Updating monographs often takes decades under the existing system, a reality that has prevented the introduction of products that would advance patient safety and convenience but don’t comply with outdated monographs. That includes the use of new dosage forms—such as gummies or tablets that dissolve under the tongue—for children or others who have trouble swallowing.

The agency’s complicated system also made it difficult for FDA to protect patients from drugs that were shown to be unsafe or ineffective after approval of the original monograph. For example, in 2016, the agency issued a final rule for consumer antiseptic washes, more than 40 years after beginning the monograph update process and 16 years after researchers began raising safety concerns about active ingredients in some of these products. Until the rule change, the monograph permitted ingredients such as triclosan, an antibacterial agent that is absorbed into the bloodstream more easily than previously thought and that more recent research linked to impaired muscle function.

Meanwhile, no changes have been made since 1987 to the monograph for another category of OTC products—cough and cold medicines—even as serious safety risks have been identified.
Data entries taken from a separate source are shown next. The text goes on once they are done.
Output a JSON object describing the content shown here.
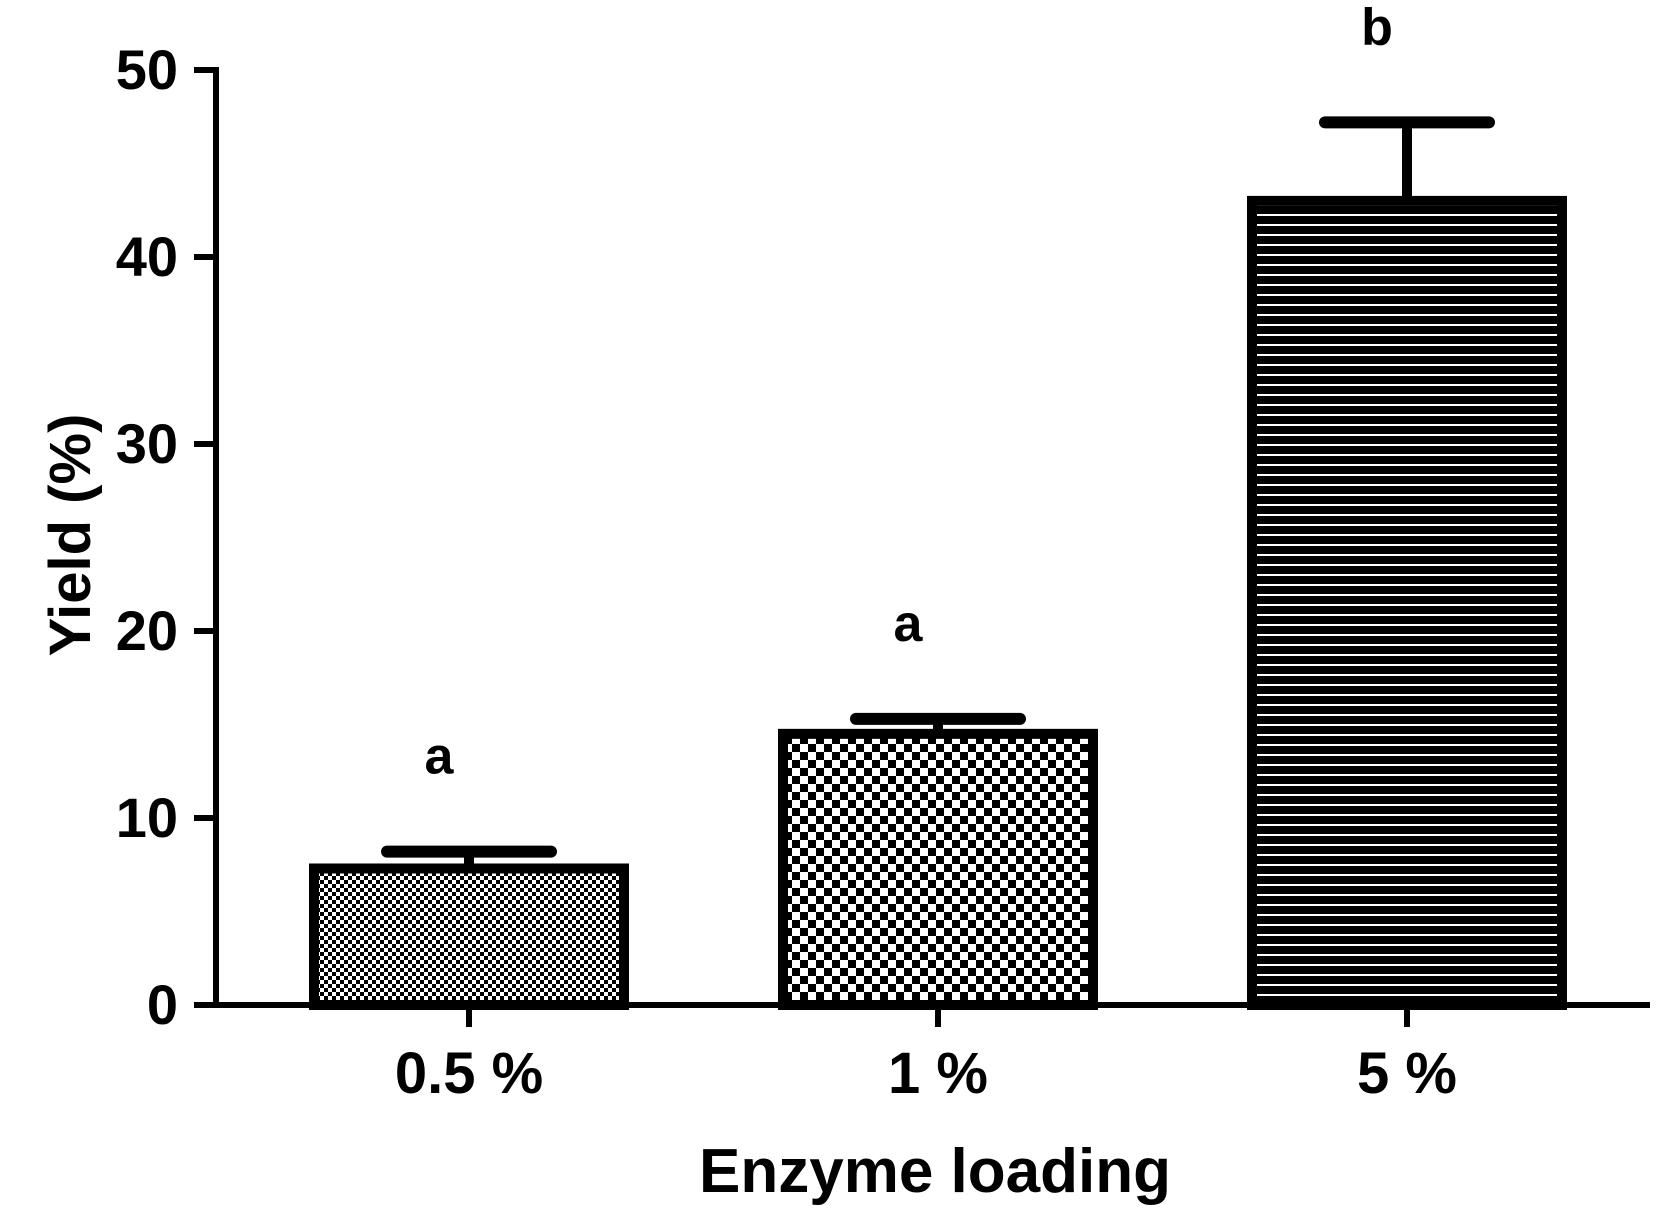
{
  "chart_data": {
    "type": "bar",
    "title": "",
    "xlabel": "Enzyme loading",
    "ylabel": "Yield (%)",
    "ylim": [
      0,
      50
    ],
    "yticks": [
      "0",
      "10",
      "20",
      "30",
      "40",
      "50"
    ],
    "categories": [
      "0.5 %",
      "1 %",
      "5 %"
    ],
    "values": [
      7.3,
      14.5,
      43.0
    ],
    "error_upper": [
      8.2,
      15.3,
      47.2
    ],
    "significance_letters": [
      "a",
      "a",
      "b"
    ],
    "bar_patterns": [
      "fine-checker",
      "checker",
      "horizontal-lines"
    ],
    "grid": false,
    "legend": "none",
    "colors": {
      "bar_stroke": "#000000",
      "background": "#ffffff"
    }
  }
}
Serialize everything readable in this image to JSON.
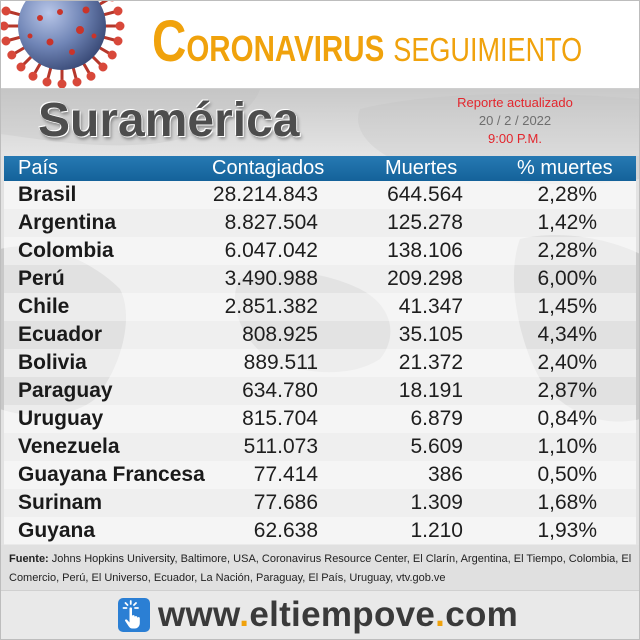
{
  "header": {
    "title_main": "CORONAVIRUS",
    "title_sub": "SEGUIMIENTO",
    "report": {
      "label": "Reporte actualizado",
      "date": "20 / 2 / 2022",
      "time": "9:00 P.M."
    }
  },
  "chart_data": {
    "type": "table",
    "title": "Suramérica",
    "columns": [
      "País",
      "Contagiados",
      "Muertes",
      "% muertes"
    ],
    "rows": [
      {
        "country": "Brasil",
        "cases": "28.214.843",
        "deaths": "644.564",
        "death_rate": "2,28%"
      },
      {
        "country": "Argentina",
        "cases": "8.827.504",
        "deaths": "125.278",
        "death_rate": "1,42%"
      },
      {
        "country": "Colombia",
        "cases": "6.047.042",
        "deaths": "138.106",
        "death_rate": "2,28%"
      },
      {
        "country": "Perú",
        "cases": "3.490.988",
        "deaths": "209.298",
        "death_rate": "6,00%"
      },
      {
        "country": "Chile",
        "cases": "2.851.382",
        "deaths": "41.347",
        "death_rate": "1,45%"
      },
      {
        "country": "Ecuador",
        "cases": "808.925",
        "deaths": "35.105",
        "death_rate": "4,34%"
      },
      {
        "country": "Bolivia",
        "cases": "889.511",
        "deaths": "21.372",
        "death_rate": "2,40%"
      },
      {
        "country": "Paraguay",
        "cases": "634.780",
        "deaths": "18.191",
        "death_rate": "2,87%"
      },
      {
        "country": "Uruguay",
        "cases": "815.704",
        "deaths": "6.879",
        "death_rate": "0,84%"
      },
      {
        "country": "Venezuela",
        "cases": "511.073",
        "deaths": "5.609",
        "death_rate": "1,10%"
      },
      {
        "country": "Guayana Francesa",
        "cases": "77.414",
        "deaths": "386",
        "death_rate": "0,50%"
      },
      {
        "country": "Surinam",
        "cases": "77.686",
        "deaths": "1.309",
        "death_rate": "1,68%"
      },
      {
        "country": "Guyana",
        "cases": "62.638",
        "deaths": "1.210",
        "death_rate": "1,93%"
      }
    ]
  },
  "footer": {
    "source_label": "Fuente:",
    "source_text": "Johns Hopkins University, Baltimore, USA, Coronavirus Resource Center,  El Clarín, Argentina, El Tiempo, Colombia, El Comercio, Perú, El Universo, Ecuador, La Nación, Paraguay, El País, Uruguay, vtv.gob.ve",
    "website": {
      "prefix": "www",
      "dot1": ".",
      "name": "eltiempove",
      "dot2": ".",
      "suffix": "com"
    }
  },
  "icons": {
    "header_illustration": "coronavirus-illustration",
    "website": "click-hand-icon"
  },
  "colors": {
    "title_orange": "#f0a20c",
    "report_red": "#e3262d",
    "table_header_blue": "#1d6fa7",
    "region_title_gray": "#4d4d4d",
    "website_icon_blue": "#2b7fd4"
  }
}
The current monograph permits labeling that describes these products as appropriate for anyone age 2 or over, despite the fact that these drugs were associated with the deaths of more than 100 children under age 6 between 1969 and 2006. In 2007, an FDA advisory committee recommended against use of these products for this age group, but the original monograph still stands more than a decade later. That means these products can still be legally marketed for children as young as 2, although manufacturers have voluntarily agreed not to label them for children under 4.

New law streamlines system, establishes industry funding

Implementation of the legislation should make it much easier for the FDA to revise monographs to reflect the latest science and respond to safety issues and innovations. Instead of the current multistep rule-making system, the agency would be able to use a faster administrative order process, under which decisions rest with agency scientists—as they do for prescription drug products. The law also gives the agency a mechanism to collect data about OTC drugs in ways that facilitate agency reviews.

Importantly, the measure establishes fees paid by OTC manufacturers to the FDA to ensure regulators have sufficient funding for appropriate oversight. The agency currently allocates fewer than 30 full-time employees with an annual budget of less than $10 million to regulate the entire OTC industry. New resources will allow FDA to expand staff, finalize several monographs that have been pending for years, and consider updates to others that have lagged behind scientific advances.

With the president’s signature, the FDA at last has the authority to create an effective and modern regulatory system for OTC products used regularly by hundreds of millions of consumers.

Liz Richardson directs The Pew Charitable Trusts’ health care products project.